When Demon Turf launched at the tail end of 2021, it left a positive impression on us thanks to its solid platforming gameplay, retro aesthetic, and focus on speedrunning. The game fell short of true greatness due to its less-than-stellar combat mechanics, which frankly brought the whole experience down a few pegs. In a lovely surprise, publisher PlayTonic Friends has shadow-dropped a spin-off called Demon Turf: Neon Splash; think of it like stand-alone DLC, if you will!

Unlike the main game, Demon Turf: Neon Splash doesn’t feature any kind of hub area (though it does feature an optional “Playground” for you to hang out in and practice your moves). It’s far more content simply guiding the player through a series of linear levels, each more tricky than the last; make no mistake, some of the later levels can be fiendishly difficult. There are 10 normal levels in total, with an additional 10 remix levels that are even more brutal in their design.

The good news is that the levels themselves aren’t so tricky that you’re ever going to find yourself completely stuck. Their design reminded us a lot of the secret levels in Super Mario Sunshine; less open than the main game, certainly, with an almost nonsensical approach to the overall aesthetic and layout, but it helps to put a firmer focus on what the game does best: intricate platforming.

Beebz has all of her moves from the main game, including double and triple jumps, a hover ability, a rolling ability, and more. Stringing these moves together is paramount in completing the levels in the fastest way possible, and the game encourages this by including trophies based on your completion time. When you first start a level, you’ll catch a glimpse of the time required to achieve the gold trophy and wonder how on earth you’re ever going to manage such a ridiculous feat, but you’d be surprised at how quickly you learn the layout and shave those precious seconds off your time.

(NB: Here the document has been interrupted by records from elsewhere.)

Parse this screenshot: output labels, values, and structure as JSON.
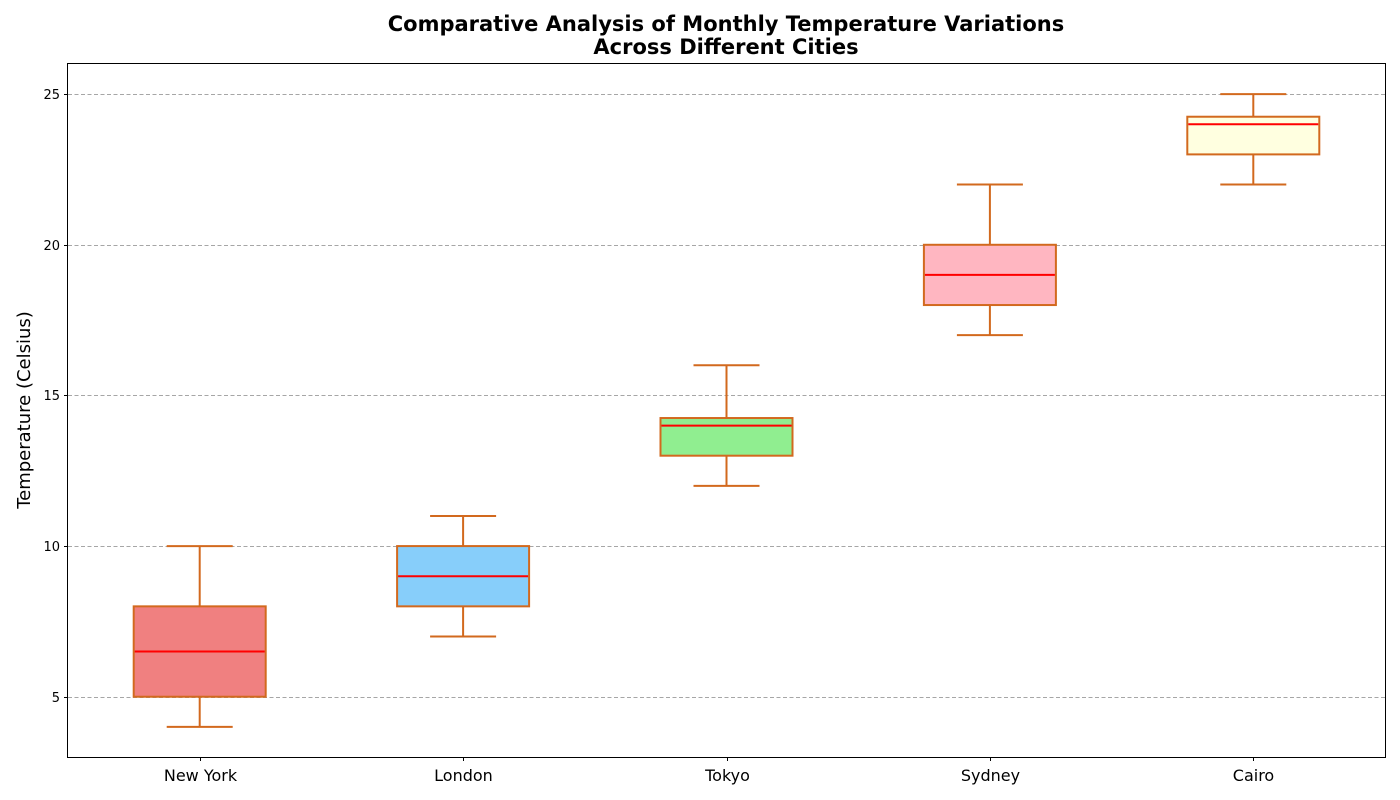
{
  "chart_data": {
    "type": "box",
    "title": [
      "Comparative Analysis of Monthly Temperature Variations",
      "Across Different Cities"
    ],
    "xlabel": "",
    "ylabel": "Temperature (Celsius)",
    "ylim": [
      3,
      26
    ],
    "yticks": [
      5,
      10,
      15,
      20,
      25
    ],
    "grid": {
      "axis": "y",
      "style": "dashed"
    },
    "categories": [
      "New York",
      "London",
      "Tokyo",
      "Sydney",
      "Cairo"
    ],
    "boxes": [
      {
        "name": "New York",
        "whisker_low": 4,
        "q1": 5,
        "median": 6.5,
        "q3": 8,
        "whisker_high": 10,
        "fill": "#f08080"
      },
      {
        "name": "London",
        "whisker_low": 7,
        "q1": 8,
        "median": 9,
        "q3": 10,
        "whisker_high": 11,
        "fill": "#87cefa"
      },
      {
        "name": "Tokyo",
        "whisker_low": 12,
        "q1": 13,
        "median": 14,
        "q3": 14.25,
        "whisker_high": 16,
        "fill": "#90ee90"
      },
      {
        "name": "Sydney",
        "whisker_low": 17,
        "q1": 18,
        "median": 19,
        "q3": 20,
        "whisker_high": 22,
        "fill": "#ffb6c1"
      },
      {
        "name": "Cairo",
        "whisker_low": 22,
        "q1": 23,
        "median": 24,
        "q3": 24.25,
        "whisker_high": 25,
        "fill": "#ffffe0"
      }
    ],
    "colors": {
      "box_edge": "#d2691e",
      "whisker": "#d2691e",
      "median": "#ff0000"
    }
  }
}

Crucially, Demon Turf: Neon Splash does away with the main game’s poor combat completely. Developer Fabraz should really be commended for recognising that this aspect simply wasn’t up to scratch; removing it entirely lets the game focus on the far superior platforming mechanics, making this spin-off title a frankly better experience than the main game. Despite the limited numbers of levels, the experience here is more than worth the low price of admission.

From a visual perspective, the game retains the same overall style as its predecessor, but the colours have brightened up significantly and the resolution has been given a much needed boost in handheld mode. A nice touch is that Beebz will leave behind a trail of neon paint on the ground, so when you need to restart for whatever reason you’ll have a clear view of which path you’ve taken before. Other quality of life improvements include unlimited use of the manual checkpoint system - which is more than welcome - alongside the ability to record clips of your speed running feats, so you can show off to total strangers on the internet - yay!

Ultimately, Demon Turf: Neon Splash is a much better game than its predecessor thanks to the complete removal of the underwhelming combat. Not only that, but the experience feels more focused and streamlined without the requirement of a hub world or mandatory collectibles. This is Demon Turf at its best, and we sincerely hope to see more of the same in a true sequel later down the line.